The total nominal U.S. dollar value of the GCS was $795.7 trillion by the top of 2023, and the compound annual growth rate was 4.94% from 2005 to 2023. The GCS greater than doubled between 2005 and 2023. The Natural Diversification Effect – Derived from Real Value When economic growth and risk aspects are causally heterogeneous on the idiosyncratic level, this leads to nominal appreciation with minimal overall volatility over time. Depending on the asset class, volatility could be significant. In 2008, for instance, the worldwide stock market value halved from $60.46 trillion in 2007 to $32.42 trillion.

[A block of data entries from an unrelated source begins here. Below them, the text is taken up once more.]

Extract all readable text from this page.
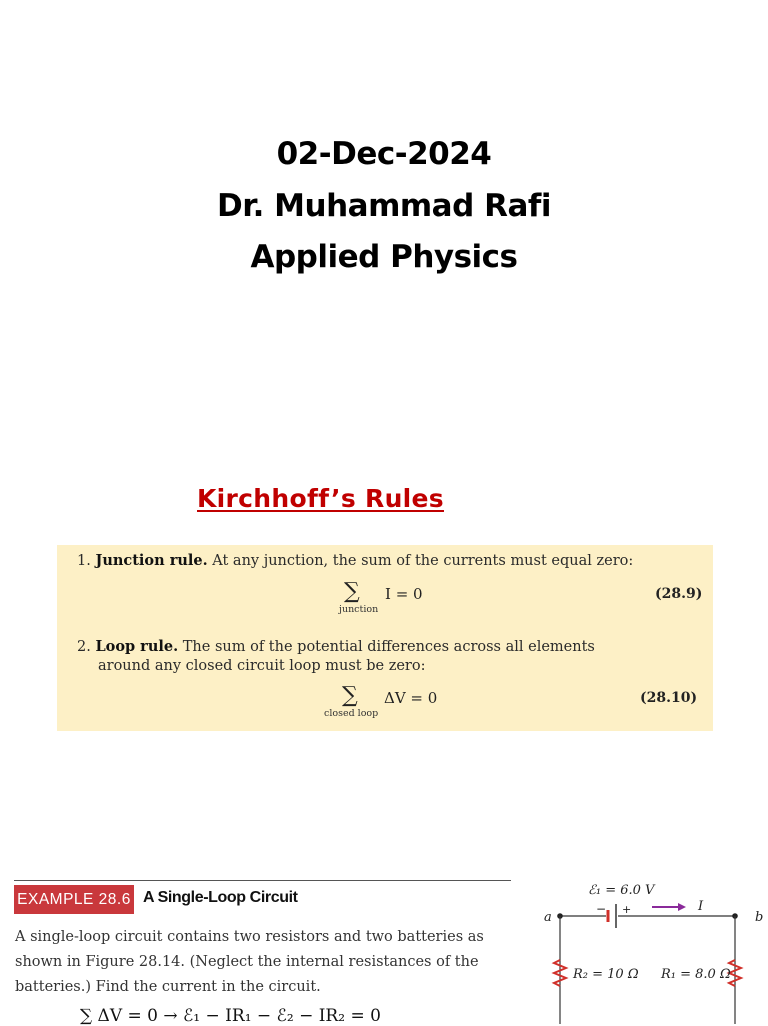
02-Dec-2024
Dr. Muhammad Rafi
Applied Physics
Kirchhoff’s Rules
1. Junction rule. At any junction, the sum of the currents must equal zero:
∑
junction
I = 0	(28.9)
2. Loop rule. The sum of the potential differences across all elements
around any closed circuit loop must be zero:
∑
closed loop
ΔV = 0	(28.10)
EXAMPLE 28.6 A Single-Loop Circuit
A single-loop circuit contains two resistors and two batteries as shown in Figure 28.14. (Neglect the internal resistances of the batteries.) Find the current in the circuit.
∑ ΔV = 0 → ℰ₁ − IR₁ − ℰ₂ − IR₂ = 0
ℰ₁ = 6.0 V
− +
a	b
I
R₂ = 10 Ω R₁ = 8.0 Ω
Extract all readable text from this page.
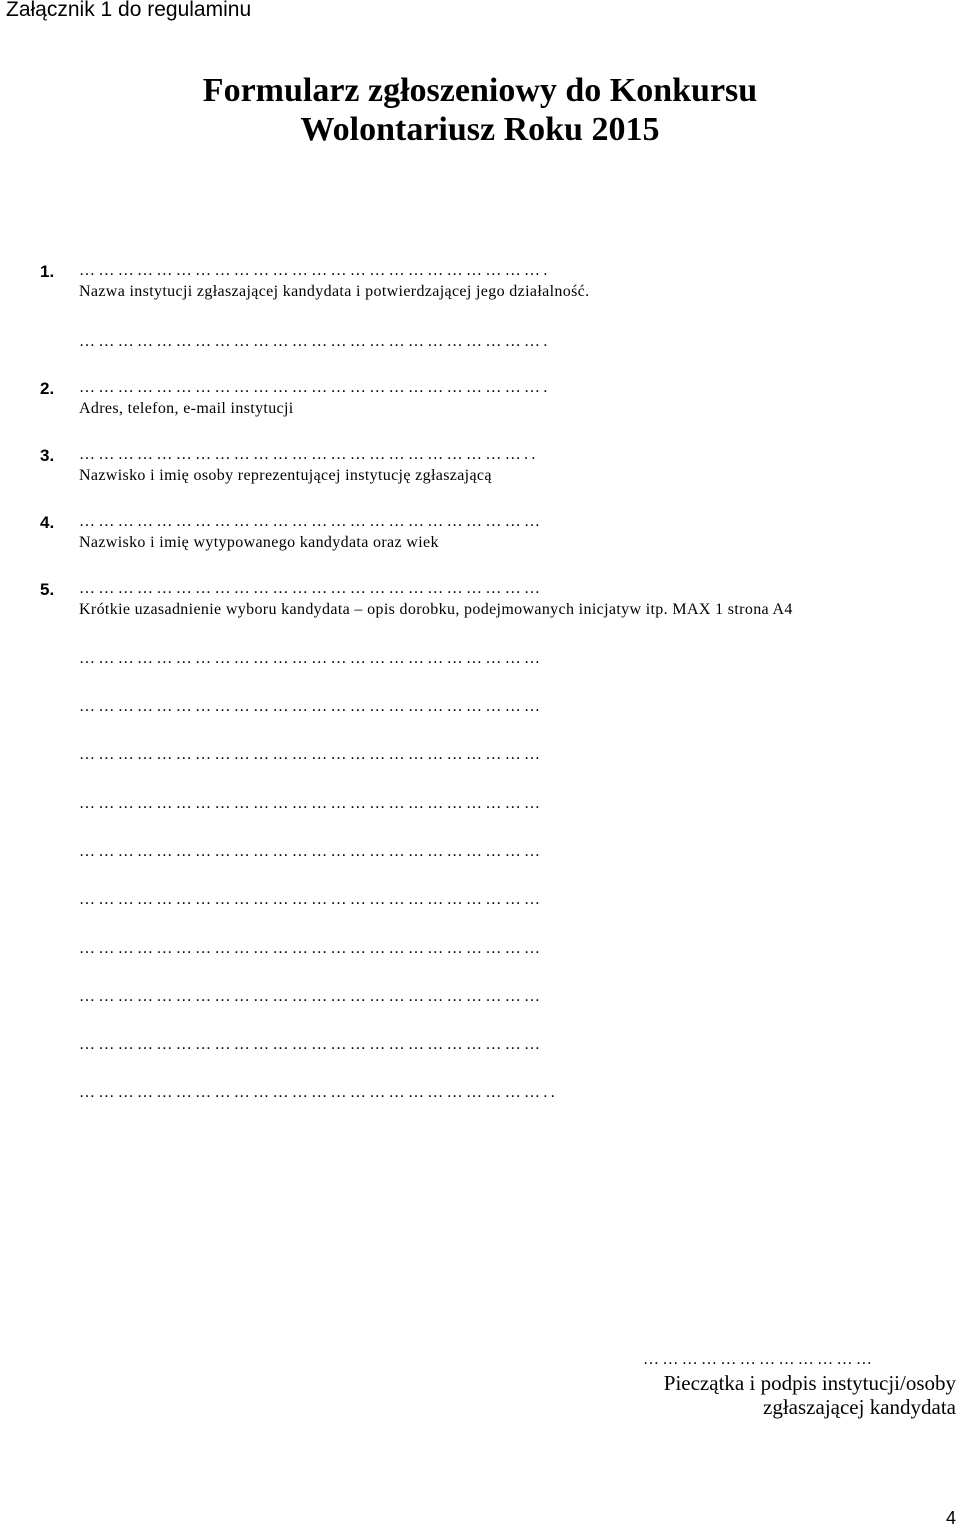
Załącznik 1 do regulaminu
Formularz zgłoszeniowy do Konkursu
Wolontariusz Roku 2015
1. ……………………………………………………………….
Nazwa instytucji zgłaszającej kandydata i potwierdzającej jego działalność.
……………………………………………………………….
2. ……………………………………………………………….
Adres, telefon, e-mail instytucji
3. ……………………………………………………………..
Nazwisko i imię osoby reprezentującej instytucję zgłaszającą
4. ………………………………………………………………
Nazwisko i imię wytypowanego kandydata oraz wiek
5. ………………………………………………………………
Krótkie uzasadnienie wyboru kandydata – opis dorobku, podejmowanych inicjatyw itp. MAX 1 strona A4
………………………………………………………………
………………………………………………………………
………………………………………………………………
………………………………………………………………
………………………………………………………………
………………………………………………………………
………………………………………………………………
………………………………………………………………
………………………………………………………………
………………………………………………………………..
………………………………
Pieczątka i podpis instytucji/osoby
zgłaszającej kandydata
4
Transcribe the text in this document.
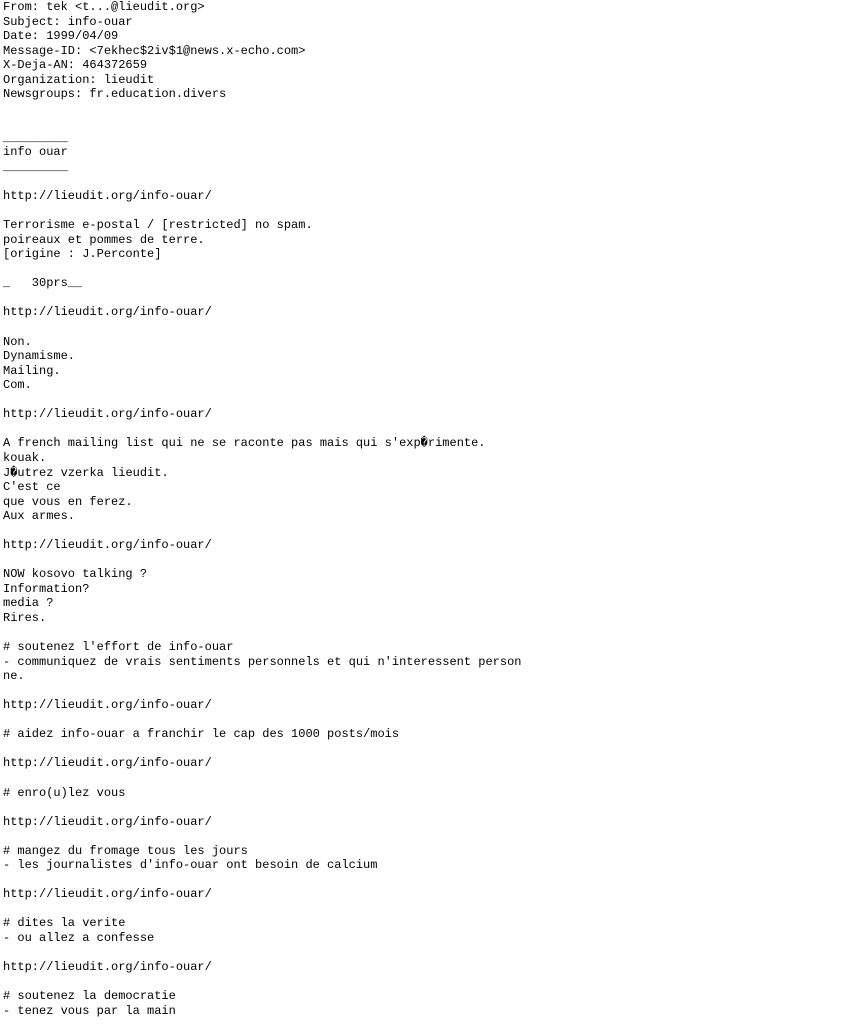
From: tek <t...@lieudit.org>
Subject: info-ouar
Date: 1999/04/09
Message-ID: <7ekhec$2iv$1@news.x-echo.com>
X-Deja-AN: 464372659
Organization: lieudit
Newsgroups: fr.education.divers
_________
info ouar
_________
http://lieudit.org/info-ouar/
Terrorisme e-postal / [restricted] no spam.
poireaux et pommes de terre.
[origine : J.Perconte]
_   30prs__
http://lieudit.org/info-ouar/
Non.
Dynamisme.
Mailing.
Com.
http://lieudit.org/info-ouar/
A french mailing list qui ne se raconte pas mais qui s'exp�rimente.
kouak.
J�utrez vzerka lieudit.
C'est ce
que vous en ferez.
Aux armes.
http://lieudit.org/info-ouar/
NOW kosovo talking ?
Information?
media ?
Rires.
# soutenez l'effort de info-ouar
- communiquez de vrais sentiments personnels et qui n'interessent person
ne.
http://lieudit.org/info-ouar/
# aidez info-ouar a franchir le cap des 1000 posts/mois
http://lieudit.org/info-ouar/
# enro(u)lez vous
http://lieudit.org/info-ouar/
# mangez du fromage tous les jours
- les journalistes d'info-ouar ont besoin de calcium
http://lieudit.org/info-ouar/
# dites la verite
- ou allez a confesse
http://lieudit.org/info-ouar/
# soutenez la democratie
- tenez vous par la main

Some current trends could be observed:

  • Stocks: A Roller Coaster Ride: Global stock market capitalization has experienced significant fluctuations over time. After reaching a peak of $111.16 trillion in 2021, it fell to $93.69 trillion in 2022, reflecting the impact of economic uncertainties and market corrections.
  • Debt securities: Steady growth: Public debt has increased steadily, from $20.34 trillion in 2005 to $68.02 trillion in 2022, indicating growing demand for fixed income investments. Bonds issued by financial institutions and non-financial corporations also recorded regular growth, reaching $46.55 trillion and $18.65 trillion, respectively, in 2022. The growth of public debt is characterised by significant regional differences. Public debt in developing countries is increasing twice as high as in industrialized countries.
  • Cash and Liquidity: Increase in Uncertainty: The data shows a major increase in money holdings, from $13.14 trillion in 2005 to $56.78 trillion in 2022. Changing the definition of M1 in May 2020 to incorporate savings accounts given their increased liquidity , may have contributed to the observed increase in money holdings. This suggests that the rise in money holdings will not be only resulting from investor uncertainty, but additionally reflects a change in the best way money and liquid assets are measured.
  • Tangible assets: gaining in importance: The private equity and real estate sector experienced significant growth, with private equity assets reaching $194.31 trillion and real estate assets reaching $130.27 trillion in 2022. This trend highlights the increasing popularity of different investments as investors look to diversify their portfolios and potentially achieve higher returns. However, private markets declined 22% YoY to $1.0 trillion in 2023, representing the sector’s lowest AUM since 2017.

Impact on multiple assets

The observed trends in global asset allocation have several implications for investors:

  • Diversification is vital: Volatility in equity markets and regular growth in debt and alternative investments highlight the importance of maintaining a well-diversified portfolio to mitigate risks and capitalize on potential opportunities.
  • Liquidity management: The increase in money holdings suggests investors are prioritizing liquidity and capital preservation, which could possibly be a prudent strategy given market uncertainties.
  • Alternative investments: The increasing importance of different investments reminiscent of private equity and real estate highlights the necessity for investors to contemplate expanding their investment horizons beyond traditional asset classes. Private markets proceed to supply diversification opportunities, with institutional investors making allocations 27% of their portfolio on private assets as of early 2023, up from 17% a decade ago.
  • Continuous monitoring: Due to the dynamic nature of the worldwide financial landscape, investors must continually monitor and adjust their investment strategies to reap the benefits of emerging trends and mitigate potential risks.

Key to remove

Incorporating the GCS as a benchmark provides multi-asset managers with a reliable, data-driven foundation for constructing portfolios that are usually not only diversified but additionally aligned with global economic trends. It enables multi-asset managers to comprehensively assess asset classes and allocate strategically across sectors and regions.